Marriott International said hackers accessed up to 500 million customer records in its Starwood Hotels reservation system in an attack four years ago.
( Reuters) — Marriott International said on Friday that hackers accessed up to 500 million customer records in its Starwood Hotels reservation system in an attack that began four years ago, exposing data including passport numbers and payment cards.
Shares were down 5.7 percent in late afternoon trade on news of the hack, one of the largest in history, which prompted regulators in Britain and at least five U. S. states to launch investigations.
The Federal Bureau of Investigation said it was looking into the attack on Starwood, whose brands include Sheraton, St. Regis, W and Westin hotels. It advised affected customers to check for identity fraud and report it to the bureau’s Internet Crime Complaint Center.
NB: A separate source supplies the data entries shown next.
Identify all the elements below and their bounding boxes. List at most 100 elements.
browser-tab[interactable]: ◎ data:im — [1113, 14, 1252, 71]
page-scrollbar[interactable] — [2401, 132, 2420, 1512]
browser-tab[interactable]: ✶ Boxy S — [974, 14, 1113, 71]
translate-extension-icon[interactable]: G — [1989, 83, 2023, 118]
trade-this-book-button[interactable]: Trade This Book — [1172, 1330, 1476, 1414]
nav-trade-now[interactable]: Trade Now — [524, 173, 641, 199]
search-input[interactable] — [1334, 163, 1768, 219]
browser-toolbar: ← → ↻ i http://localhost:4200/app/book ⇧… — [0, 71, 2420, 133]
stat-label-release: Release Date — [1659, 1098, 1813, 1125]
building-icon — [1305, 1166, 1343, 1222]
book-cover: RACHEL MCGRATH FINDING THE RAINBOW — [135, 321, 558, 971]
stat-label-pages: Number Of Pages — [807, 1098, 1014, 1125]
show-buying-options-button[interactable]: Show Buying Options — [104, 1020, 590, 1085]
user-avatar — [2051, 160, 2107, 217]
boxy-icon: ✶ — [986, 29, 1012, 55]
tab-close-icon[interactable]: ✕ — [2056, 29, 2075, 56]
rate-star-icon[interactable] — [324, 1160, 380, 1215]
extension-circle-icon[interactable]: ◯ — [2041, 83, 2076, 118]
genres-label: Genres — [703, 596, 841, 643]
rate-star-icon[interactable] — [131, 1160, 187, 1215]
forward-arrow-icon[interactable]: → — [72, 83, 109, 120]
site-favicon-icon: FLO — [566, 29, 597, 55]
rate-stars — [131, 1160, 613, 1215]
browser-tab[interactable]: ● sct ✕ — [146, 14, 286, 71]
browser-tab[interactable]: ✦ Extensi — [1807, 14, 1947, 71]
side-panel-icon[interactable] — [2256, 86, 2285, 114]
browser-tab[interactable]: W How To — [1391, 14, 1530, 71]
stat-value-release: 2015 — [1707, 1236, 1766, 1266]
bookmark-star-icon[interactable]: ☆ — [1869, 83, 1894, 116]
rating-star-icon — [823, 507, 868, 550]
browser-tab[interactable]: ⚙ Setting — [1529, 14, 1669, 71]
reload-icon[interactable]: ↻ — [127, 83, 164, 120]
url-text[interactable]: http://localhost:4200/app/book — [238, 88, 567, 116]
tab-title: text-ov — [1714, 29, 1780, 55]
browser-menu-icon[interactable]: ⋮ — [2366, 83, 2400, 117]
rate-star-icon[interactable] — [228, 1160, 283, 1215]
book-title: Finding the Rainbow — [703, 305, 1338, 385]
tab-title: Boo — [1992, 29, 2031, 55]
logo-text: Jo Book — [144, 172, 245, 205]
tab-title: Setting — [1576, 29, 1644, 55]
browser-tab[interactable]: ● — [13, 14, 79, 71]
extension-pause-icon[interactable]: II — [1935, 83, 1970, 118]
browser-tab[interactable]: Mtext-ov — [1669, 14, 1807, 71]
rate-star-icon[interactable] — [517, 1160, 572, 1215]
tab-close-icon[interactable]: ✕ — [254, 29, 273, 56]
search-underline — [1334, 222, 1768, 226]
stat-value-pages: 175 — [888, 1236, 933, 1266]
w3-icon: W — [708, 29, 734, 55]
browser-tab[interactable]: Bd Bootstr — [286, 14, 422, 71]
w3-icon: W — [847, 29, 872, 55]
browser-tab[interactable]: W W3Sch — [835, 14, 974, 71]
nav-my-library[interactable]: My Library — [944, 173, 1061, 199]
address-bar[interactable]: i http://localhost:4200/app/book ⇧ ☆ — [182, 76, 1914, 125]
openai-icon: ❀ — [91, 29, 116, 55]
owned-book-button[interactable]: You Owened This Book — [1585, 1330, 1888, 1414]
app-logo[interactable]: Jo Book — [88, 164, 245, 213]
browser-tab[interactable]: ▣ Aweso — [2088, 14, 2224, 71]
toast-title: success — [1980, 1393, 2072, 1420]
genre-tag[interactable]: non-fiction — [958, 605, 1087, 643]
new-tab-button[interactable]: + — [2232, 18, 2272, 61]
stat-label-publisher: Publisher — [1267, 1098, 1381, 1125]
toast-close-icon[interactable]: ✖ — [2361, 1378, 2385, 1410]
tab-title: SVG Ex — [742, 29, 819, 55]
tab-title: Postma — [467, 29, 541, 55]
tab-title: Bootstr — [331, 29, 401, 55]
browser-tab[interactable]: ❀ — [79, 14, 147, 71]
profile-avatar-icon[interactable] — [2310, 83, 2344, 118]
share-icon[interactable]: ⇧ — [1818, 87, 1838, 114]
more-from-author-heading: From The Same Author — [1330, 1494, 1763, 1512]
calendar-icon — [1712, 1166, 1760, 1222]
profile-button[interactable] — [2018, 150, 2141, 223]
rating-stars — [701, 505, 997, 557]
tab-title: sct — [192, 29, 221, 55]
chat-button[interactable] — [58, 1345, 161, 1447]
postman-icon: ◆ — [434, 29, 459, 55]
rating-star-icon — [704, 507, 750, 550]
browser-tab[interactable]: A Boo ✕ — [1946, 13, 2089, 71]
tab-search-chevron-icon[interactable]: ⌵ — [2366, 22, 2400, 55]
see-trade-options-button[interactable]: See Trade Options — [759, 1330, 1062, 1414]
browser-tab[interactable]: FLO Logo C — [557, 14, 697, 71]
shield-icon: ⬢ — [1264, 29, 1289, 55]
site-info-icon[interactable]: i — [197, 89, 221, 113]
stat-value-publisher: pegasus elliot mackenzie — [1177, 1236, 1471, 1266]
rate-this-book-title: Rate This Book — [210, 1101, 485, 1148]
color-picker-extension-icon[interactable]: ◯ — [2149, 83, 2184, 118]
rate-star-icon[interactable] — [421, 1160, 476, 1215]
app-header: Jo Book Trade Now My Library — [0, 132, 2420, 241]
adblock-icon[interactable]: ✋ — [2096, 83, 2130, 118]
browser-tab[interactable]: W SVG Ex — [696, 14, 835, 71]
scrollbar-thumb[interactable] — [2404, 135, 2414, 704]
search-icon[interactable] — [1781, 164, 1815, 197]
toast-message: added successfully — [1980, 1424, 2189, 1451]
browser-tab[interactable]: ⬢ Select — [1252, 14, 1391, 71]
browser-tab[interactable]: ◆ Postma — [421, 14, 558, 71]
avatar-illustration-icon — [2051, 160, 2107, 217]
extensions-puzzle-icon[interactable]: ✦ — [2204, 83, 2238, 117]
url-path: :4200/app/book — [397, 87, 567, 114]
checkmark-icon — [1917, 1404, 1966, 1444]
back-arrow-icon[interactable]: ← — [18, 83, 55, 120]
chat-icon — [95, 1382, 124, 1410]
The hack began in 2014, a year before Marriott offered to buy Starwood to create the world’s largest hotel operator. The $13.6 billion deal closed in September 2016.
Some 327 million customer records containing information including passport details, birthdates, addresses, phone numbers and email addresses were exposed, according to the company.
The hackers also accessed payment card data for an undisclosed number of customers, the company said.
“What makes this serious is the number of people involved, the intimacy of the data that was taken and the long delay between the breach and discovery,” said Mark Rasch, a former U.